Anche vegani e vegetariani potranno gustare un ottimo aperitivo a base di gamberi in salsa. Proprio così, perché un’azienda bio-tech della West Coast statunitense ha brevettato un sistema per produrre gamberi praticamente identici agli originali, utilizzando solo alghe e altri ingredienti vegetali. Alla prima sperimentazione di questo prodotto il successo è stato enorme: “Finché non abbiamo svelato che quello che stavano gustando era un prodotto a base di alghe tutti erano convinti di mangiare gamberetti” ha dichiarato con ovvia soddisfazione Dominique Barnes, ceo dell’azienda (ed esperto di tutela e conservazione marina).
Non solo il colore, ma anche il sapore, lungi dal sembrare finto o sintetico, replica dunque alla perfezione quello originale e la consistenza succosa e morbida di questi gamberetti “green” riuscirà a soddisfare tutti i palati. La New Wave Food, questo il nome della startup, promette infatti con le sue alghe rosse (ma il processo produttivo e gli ingredienti usati sono ancora segretissimi) di ribaltare il destino del mare condannato, secondo alcuni esperti, a svuotarsi entro il 2048 da tutte le creature marine.
“Attraverso la tecnologia, stiamo creando frutti di mare che non devono essere strappati dal loro fragilissimo ecosistema e anzi sono creati completamente nei nostri laboratori alimentari. Ci siamo lasciati ispirare da madre natura per riprodurre ciò che le persone hanno mangiato per secoli, ma in un modo migliore e più sostenibile”. Un impegno non da poco se si considera che gli allevamenti intensivi di gamberetti – concentrati soprattutto nei paesi asiatici come India e Vietnam e in Brasile – creano spaventosi problemi ambientali. Dati Fao, confermano che “i gamberetti sono il più importante prodotto ittico e rappresentano circa il 16,5 per cento del commercio internazionale in termini di valore.”
Anche i metodi di pesca comportano effetti collaterali non indifferenti. La maggior parte dei gamberetti tropicali proviene dalla pesca a strascico nelle acque intermedie o sul fondo, un metodo che causa considerevoli catture accidentali. La rete a strascico, infatti, spazza tutto ciò che trova sul suo passaggio. Che si tratti di pesci, squali, tartarughe di mare minacciate o a rischio d’estinzione, quel che è issato a bordo finisce rigettato in mare, morto o agonizzante.

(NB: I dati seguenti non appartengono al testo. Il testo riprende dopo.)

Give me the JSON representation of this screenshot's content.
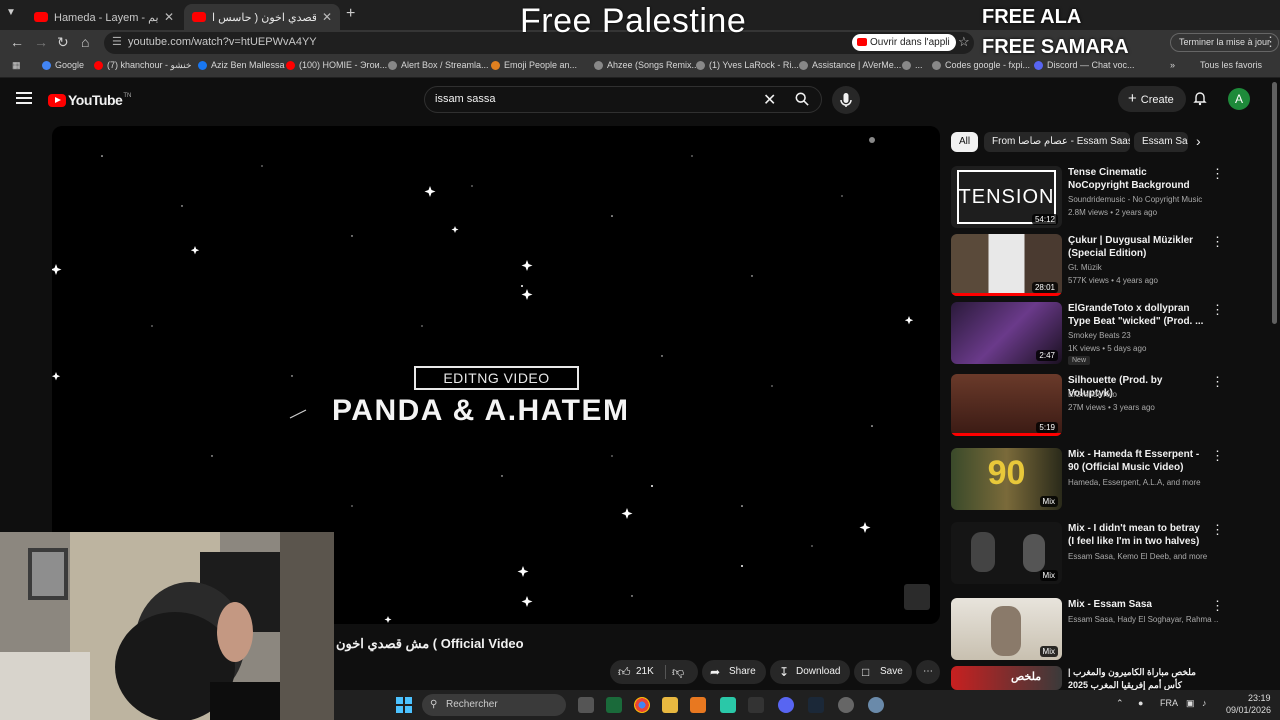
{
  "browser": {
    "tabs": [
      {
        "title": "Hameda - Layem - لايم (Officia",
        "active": false
      },
      {
        "title": "مش قصدي اخون ( حاسس ا...",
        "active": true
      }
    ],
    "url": "youtube.com/watch?v=htUEPWvA4YY",
    "open_in_app": "Ouvrir dans l'appli",
    "update_button": "Terminer la mise à jour",
    "bookmarks": [
      {
        "label": "Google",
        "color": "#4285f4"
      },
      {
        "label": "(7) khanchour - خنشو",
        "color": "#ff0000"
      },
      {
        "label": "Aziz Ben Mallessa",
        "color": "#1877f2"
      },
      {
        "label": "(100) HOMIE - Эгои...",
        "color": "#ff0000"
      },
      {
        "label": "Alert Box / Streamla...",
        "color": "#888888"
      },
      {
        "label": "Emoji People an...",
        "color": "#e08020"
      },
      {
        "label": "Ahzee (Songs Remix...",
        "color": "#888888"
      },
      {
        "label": "(1) Yves LaRock - Ri...",
        "color": "#888888"
      },
      {
        "label": "Assistance | AVerMe...",
        "color": "#888888"
      },
      {
        "label": "...",
        "color": "#888888"
      },
      {
        "label": "Codes google - fxpi...",
        "color": "#888888"
      },
      {
        "label": "Discord — Chat voc...",
        "color": "#5865f2"
      }
    ],
    "all_bookmarks": "Tous les favoris"
  },
  "overlay": {
    "title": "Free Palestine",
    "line1": "FREE ALA",
    "line2": "FREE SAMARA"
  },
  "youtube": {
    "logo_text": "YouTube",
    "logo_tn": "TN",
    "search_query": "issam sassa",
    "create_label": "Create",
    "avatar_letter": "A",
    "video": {
      "overlay_label": "EDITNG VIDEO",
      "overlay_title": "PANDA & A.HATEM",
      "title": "مش قصدي اخون ( Official Video",
      "likes": "21K",
      "share": "Share",
      "download": "Download",
      "save": "Save"
    },
    "chips": [
      {
        "label": "All",
        "active": true
      },
      {
        "label": "From عصام صاصا - Essam Saasa",
        "active": false
      },
      {
        "label": "Essam Sa",
        "active": false
      }
    ],
    "recommendations": [
      {
        "title": "Tense Cinematic NoCopyright Background Music Compilation",
        "channel": "Soundridemusic - No Copyright Music",
        "meta": "2.8M views • 2 years ago",
        "badge": "54:12",
        "thumb_text": "TENSION",
        "new": ""
      },
      {
        "title": "Çukur | Duygusal Müzikler (Special Edition)",
        "channel": "Gt. Müzik",
        "meta": "577K views • 4 years ago",
        "badge": "28:01",
        "thumb_text": "",
        "new": ""
      },
      {
        "title": "ElGrandeToto x dollypran Type Beat \"wicked\" (Prod. ...",
        "channel": "Smokey Beats 23",
        "meta": "1K views • 5 days ago",
        "badge": "2:47",
        "thumb_text": "",
        "new": "New"
      },
      {
        "title": "Silhouette (Prod. by Voluptyk)",
        "channel": "ElGrandeToto",
        "meta": "27M views • 3 years ago",
        "badge": "5:19",
        "thumb_text": "",
        "new": ""
      },
      {
        "title": "Mix - Hameda ft Esserpent - 90 (Official Music Video)",
        "channel": "Hameda, Esserpent, A.L.A, and more",
        "meta": "",
        "badge": "Mix",
        "thumb_text": "90",
        "new": ""
      },
      {
        "title": "Mix - I didn't mean to betray (I feel like I'm in two halves) ...",
        "channel": "Essam Sasa, Kemo El Deeb, and more",
        "meta": "",
        "badge": "Mix",
        "thumb_text": "",
        "new": ""
      },
      {
        "title": "Mix - Essam Sasa",
        "channel": "Essam Sasa, Hady El Soghayar, Rahma ...",
        "meta": "",
        "badge": "Mix",
        "thumb_text": "",
        "new": ""
      },
      {
        "title": "ملخص مباراة الكاميرون والمغرب | كأس أمم إفريقيا المغرب 2025",
        "channel": "",
        "meta": "",
        "badge": "",
        "thumb_text": "ملخص",
        "new": ""
      }
    ]
  },
  "taskbar": {
    "search_placeholder": "Rechercher",
    "language": "FRA",
    "time": "23:19",
    "date": "09/01/2026"
  }
}
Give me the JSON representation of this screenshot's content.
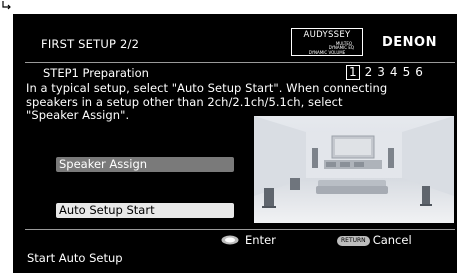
{
  "header": {
    "title": "FIRST SETUP 2/2",
    "audyssey_logo": {
      "main": "AUDYSSEY",
      "line1": "MULTEQ",
      "line2": "DYNAMIC EQ",
      "line3": "DYNAMIC VOLUME"
    },
    "brand": "DENON"
  },
  "step": {
    "label": "STEP1 Preparation",
    "numbers": [
      "1",
      "2",
      "3",
      "4",
      "5",
      "6"
    ],
    "active_index": 0
  },
  "description": {
    "lines": [
      "In a typical setup, select  \"Auto Setup Start\". When connecting",
      "speakers in a setup other than 2ch/2.1ch/5.1ch, select",
      "\"Speaker Assign\"."
    ]
  },
  "menu": {
    "items": [
      {
        "label": "Speaker Assign",
        "selected": false
      },
      {
        "label": "Auto Setup Start",
        "selected": true
      }
    ]
  },
  "hints": {
    "enter_label": "Enter",
    "return_icon_text": "RETURN",
    "cancel_label": "Cancel"
  },
  "status": {
    "text": "Start Auto Setup"
  },
  "colors": {
    "background": "#000000",
    "text": "#ffffff",
    "selected_button": "#e8e8e8",
    "unselected_button": "#7a7a7a",
    "divider": "#9a9a9a"
  }
}
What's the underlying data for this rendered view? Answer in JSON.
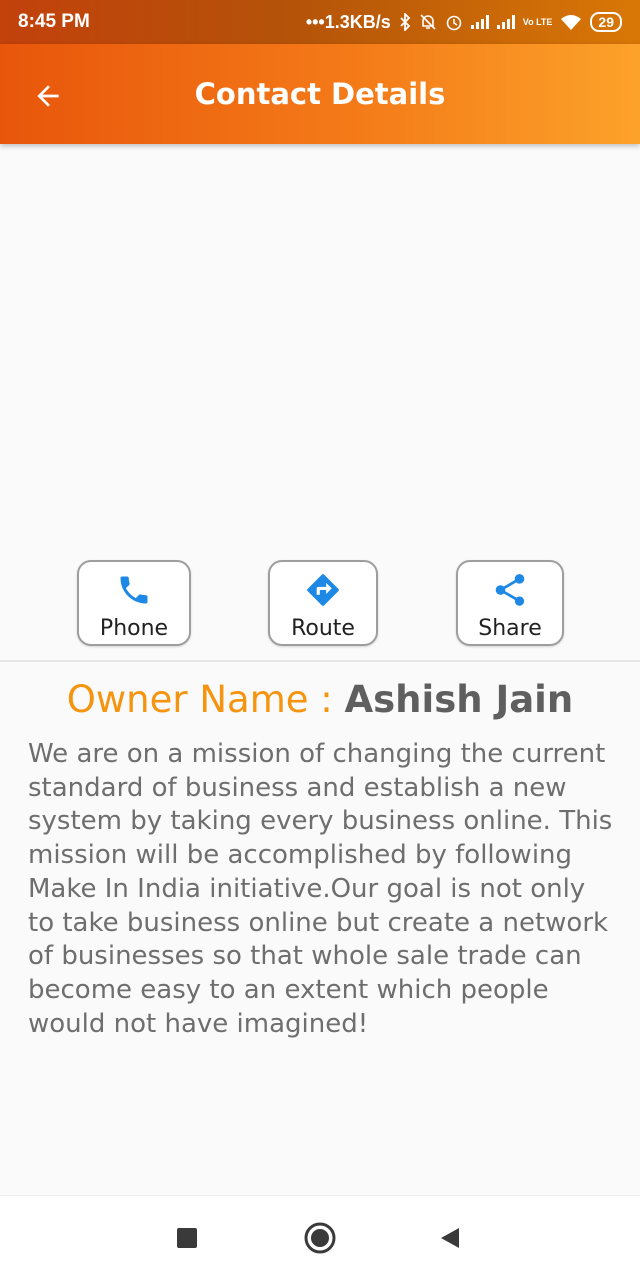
{
  "status_bar": {
    "time": "8:45 PM",
    "network_speed": "•••1.3KB/s",
    "volte": "Vo LTE",
    "battery": "29"
  },
  "app_bar": {
    "title": "Contact Details",
    "back_icon": "arrow-left-icon"
  },
  "actions": [
    {
      "label": "Phone",
      "icon": "phone-icon",
      "color": "#1e88e5"
    },
    {
      "label": "Route",
      "icon": "directions-icon",
      "color": "#1e88e5"
    },
    {
      "label": "Share",
      "icon": "share-icon",
      "color": "#1e88e5"
    }
  ],
  "owner": {
    "label": "Owner Name : ",
    "name": "Ashish Jain"
  },
  "description": "We are on a mission of changing the current standard of business and establish a new system by taking every business online. This mission will be accomplished by following Make In India initiative.Our goal is not only to take business online but create a network of businesses so that whole sale trade can become easy to an extent which people would not have imagined!",
  "nav_bar": {
    "recents_icon": "square-icon",
    "home_icon": "circle-icon",
    "back_icon": "triangle-back-icon"
  },
  "colors": {
    "accent": "#f5940f",
    "appbar_start": "#e8560b",
    "appbar_end": "#fca22a",
    "icon_blue": "#1e88e5"
  }
}
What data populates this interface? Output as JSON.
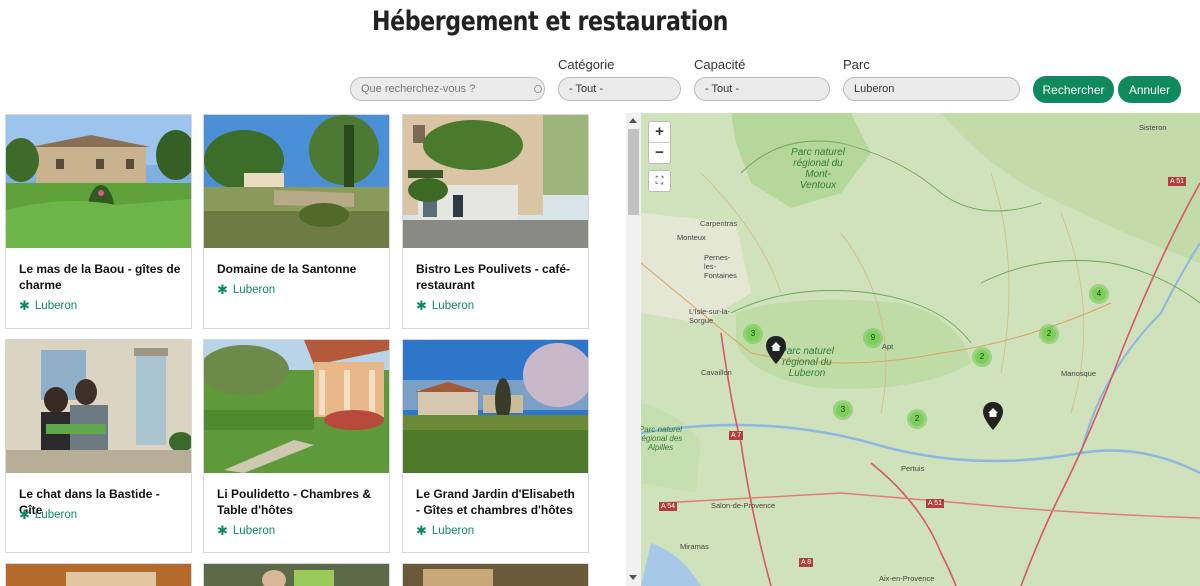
{
  "page": {
    "title": "Hébergement et restauration"
  },
  "filters": {
    "search_placeholder": "Que recherchez-vous ?",
    "category": {
      "label": "Catégorie",
      "value": "- Tout -"
    },
    "capacity": {
      "label": "Capacité",
      "value": "- Tout -"
    },
    "park": {
      "label": "Parc",
      "value": "Luberon"
    },
    "search_button": "Rechercher",
    "cancel_button": "Annuler"
  },
  "cards": [
    {
      "name": "Le mas de la Baou - gîtes de charme",
      "park": "Luberon"
    },
    {
      "name": "Domaine de la Santonne",
      "park": "Luberon"
    },
    {
      "name": "Bistro Les Poulivets - café-restaurant",
      "park": "Luberon"
    },
    {
      "name": "Le chat dans la Bastide - Gîte",
      "park": "Luberon"
    },
    {
      "name": "Li Poulidetto - Chambres & Table d'hôtes",
      "park": "Luberon"
    },
    {
      "name": "Le Grand Jardin d'Elisabeth - Gîtes et chambres d'hôtes",
      "park": "Luberon"
    }
  ],
  "map": {
    "zoom_in": "+",
    "zoom_out": "−",
    "fullscreen": "⛶",
    "clusters": [
      "3",
      "9",
      "4",
      "2",
      "2",
      "3",
      "2"
    ],
    "places": {
      "sisteron": "Sisteron",
      "carpentras": "Carpentras",
      "monteux": "Monteux",
      "pernes": "Pernes-les-Fontaines",
      "isle": "L'Isle-sur-la-Sorgue",
      "apt": "Apt",
      "cavaillon": "Cavaillon",
      "manosque": "Manosque",
      "pertuis": "Pertuis",
      "salon": "Salon-de-Provence",
      "miramas": "Miramas",
      "aix": "Aix-en-Provence"
    },
    "parks": {
      "ventoux": "Parc naturel régional du Mont-Ventoux",
      "luberon": "Parc naturel régional du Luberon",
      "alpilles": "Parc naturel régional des Alpilles"
    },
    "roads": {
      "a51_top": "A 51",
      "a7": "A 7",
      "a54": "A 54",
      "a51_bottom": "A 51",
      "a8": "A 8"
    }
  }
}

E la pesca a strascico dei gamberetti è proprio quella che ha il tasso di catture accidentali più alto di tutte le tecniche commerciali. “Secondo la Fao” – si legge nel sito di New Wave Food – “per ogni mezzo chilo di pesce catturato con le reti, ne finiscono impigliati due chili e mezzo di specie non richieste, che spesso vengono distrutte”. “Nel mondo si allevano annualmente 6 milioni di tonnellate di gamberi: non verranno mai sostituiti ma” – dice Barnes – “basterebbe almeno avere un’alternativa sostenibile per una parte dei 2 chili pro-capite consumati ogni anno negli States”.